In the films first half, Guadagnino does a marvelous job at establishing all the players in the movie. It’s only in the films second half that Emma truly becomes the films protagonist. She was raised in Soviet era Russia, and married Tancredi who had travelled there is search of art and business (an early example of globalization). Coming to Italy, she hasn’t looked back since – becoming so Italian, she says she does not even remember her original first name, it having been supplanted by Emma when she moved. She mistook all the consumer freedom in Italy that she never experienced in the Soviet Union, for true freedom. But during the course of this movie, she will get a glimpse of what true freedom really means.

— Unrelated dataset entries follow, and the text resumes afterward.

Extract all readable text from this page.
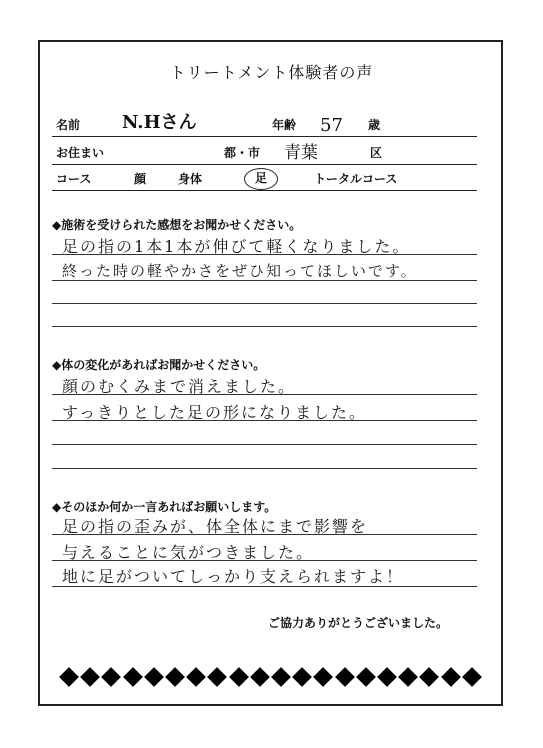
トリートメント体験者の声
名前 N.Hさん	年齢 57 歳
お住まい	都・市 青葉	区
コース	顔	身体	足	トータルコース
◆施術を受けられた感想をお聞かせください。
足の指の1本1本が伸びて軽くなりました。
終った時の軽やかさをぜひ知ってほしいです。
◆体の変化があればお聞かせください。
顔のむくみまで消えました。
すっきりとした足の形になりました。
◆そのほか何か一言あればお願いします。
足の指の歪みが、体全体にまで影響を
与えることに気がつきました。
地に足がついてしっかり支えられますよ！
ご協力ありがとうございました。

It all seems to start when she comes across a letter that her daughter Elisabetta (Alba Rohrwacher) sent to Edoardo. In it, she confesses to dumping her steady, respectable Italian boyfriend, because she has fallen in love with her older, female art teacher in London. Rather than being shocked or angered by Elisabetta’s effort at self actualization, it inspires Emma to set herself free. We have already seen her and Edoardo’s much poorer friend Antonio (Edoardo Gabbriellini), a chef, making eyes at each other but so far that is as far as things have gone. They go a step farther when Emma brings her mother in law (Maria Berenson) and her future daughter in law (Diane Fleri) to Antonio’s restaurant – under the guise of welcoming the daughter in law into the sisterhood of “Recchi wives”. But the lunch serves an entirely different purpose when Emma eats Antonio’s food – through a series of close-ups, Emma digs into the food with almost orgasmic delight, and from there she never looks back. It isn’t long before Antonio and Emma are having an affair.

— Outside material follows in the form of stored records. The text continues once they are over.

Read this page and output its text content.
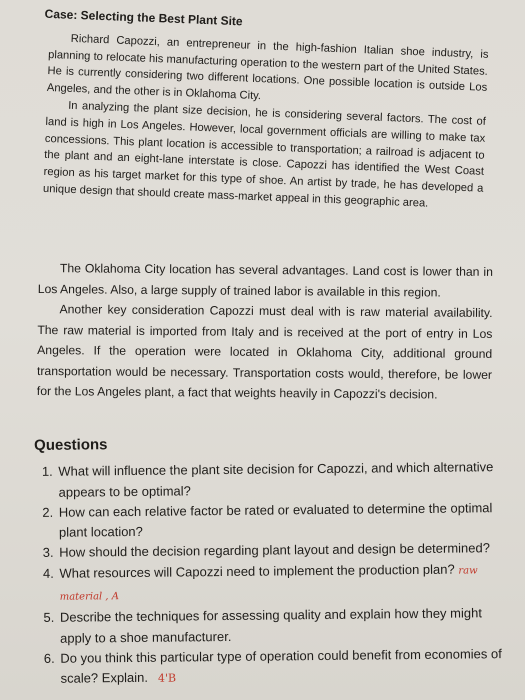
Case: Selecting the Best Plant Site

Richard Capozzi, an entrepreneur in the high-fashion Italian shoe industry, is planning to relocate his manufacturing operation to the western part of the United States. He is currently considering two different locations. One possible location is outside Los Angeles, and the other is in Oklahoma City.

In analyzing the plant size decision, he is considering several factors. The cost of land is high in Los Angeles. However, local government officials are willing to make tax concessions. This plant location is accessible to transportation; a railroad is adjacent to the plant and an eight-lane interstate is close. Capozzi has identified the West Coast region as his target market for this type of shoe. An artist by trade, he has developed a unique design that should create mass-market appeal in this geographic area.

The Oklahoma City location has several advantages. Land cost is lower than in Los Angeles. Also, a large supply of trained labor is available in this region.

Another key consideration Capozzi must deal with is raw material availability. The raw material is imported from Italy and is received at the port of entry in Los Angeles. If the operation were located in Oklahoma City, additional ground transportation would be necessary. Transportation costs would, therefore, be lower for the Los Angeles plant, a fact that weights heavily in Capozzi's decision.

Questions
1. What will influence the plant site decision for Capozzi, and which alternative appears to be optimal?
2. How can each relative factor be rated or evaluated to determine the optimal plant location?
3. How should the decision regarding plant layout and design be determined?
4. What resources will Capozzi need to implement the production plan? raw material , A
5. Describe the techniques for assessing quality and explain how they might apply to a shoe manufacturer.
6. Do you think this particular type of operation could benefit from economies of scale? Explain. 4'B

It is also in the films second half that the themes in the movie truly start to take root. Emma is, in her own way, caught in a totalitarian regime herself. Her husband Tancredi seems nice, but he is never really there, and with his money, he truly does control her. Her son, Edoardo, is nicer, but more na├»ve and in two heartbreaking scenes near the end of the film, they both essentially say the same thing to her – that she no longer exists. It is also in this section where the reality of the business truly hits home, with the arrival of Mr. Kubelkian (Waris Ahluwalia), an Indian American businessman, who talks of globalization with phrases like “Commerce is democracy” and “War is a growth opportunity”. An old regime of fascism in Italy may have been toppled, but a new one – and this one global – is taking hold.

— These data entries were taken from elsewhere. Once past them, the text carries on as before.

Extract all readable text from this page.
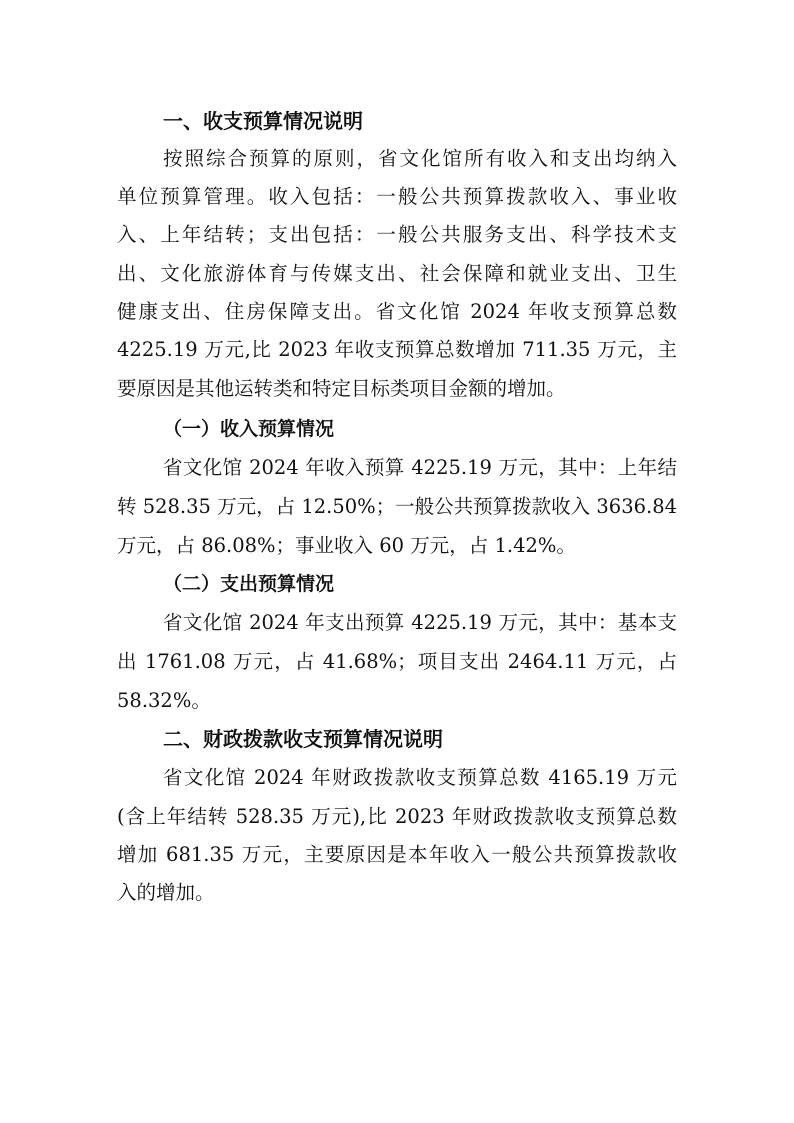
一、收支预算情况说明
按照综合预算的原则，省文化馆所有收入和支出均纳入
单位预算管理。收入包括：一般公共预算拨款收入、事业收
入、上年结转；支出包括：一般公共服务支出、科学技术支
出、文化旅游体育与传媒支出、社会保障和就业支出、卫生
健康支出、住房保障支出。省文化馆 2024 年收支预算总数
4225.19 万元,比 2023 年收支预算总数增加 711.35 万元，主
要原因是其他运转类和特定目标类项目金额的增加。
（一）收入预算情况
省文化馆 2024 年收入预算 4225.19 万元，其中：上年结
转 528.35 万元，占 12.50%；一般公共预算拨款收入 3636.84
万元，占 86.08%；事业收入 60 万元，占 1.42%。
（二）支出预算情况
省文化馆 2024 年支出预算 4225.19 万元，其中：基本支
出 1761.08 万元，占 41.68%；项目支出 2464.11 万元，占
58.32%。
二、财政拨款收支预算情况说明
省文化馆 2024 年财政拨款收支预算总数 4165.19 万元
(含上年结转 528.35 万元),比 2023 年财政拨款收支预算总数
增加 681.35 万元，主要原因是本年收入一般公共预算拨款收
入的增加。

Swinton carries the film with her remarkable performance. I have no idea how she learned to speak Italian with a Russian accent, but she did, and she pulls it off remarkably well. But it is really in her quiet moments where she takes off – often not saying a word. The films devastating and brilliant climax is pulled off with her saying nothing, all because of the looks she exchanges with her family. She has lived under political fascism in the Soviet Union, economic fascism in her marriage, and she is finally breaking free to have true freedom – whatever it costs her, she no longer cares.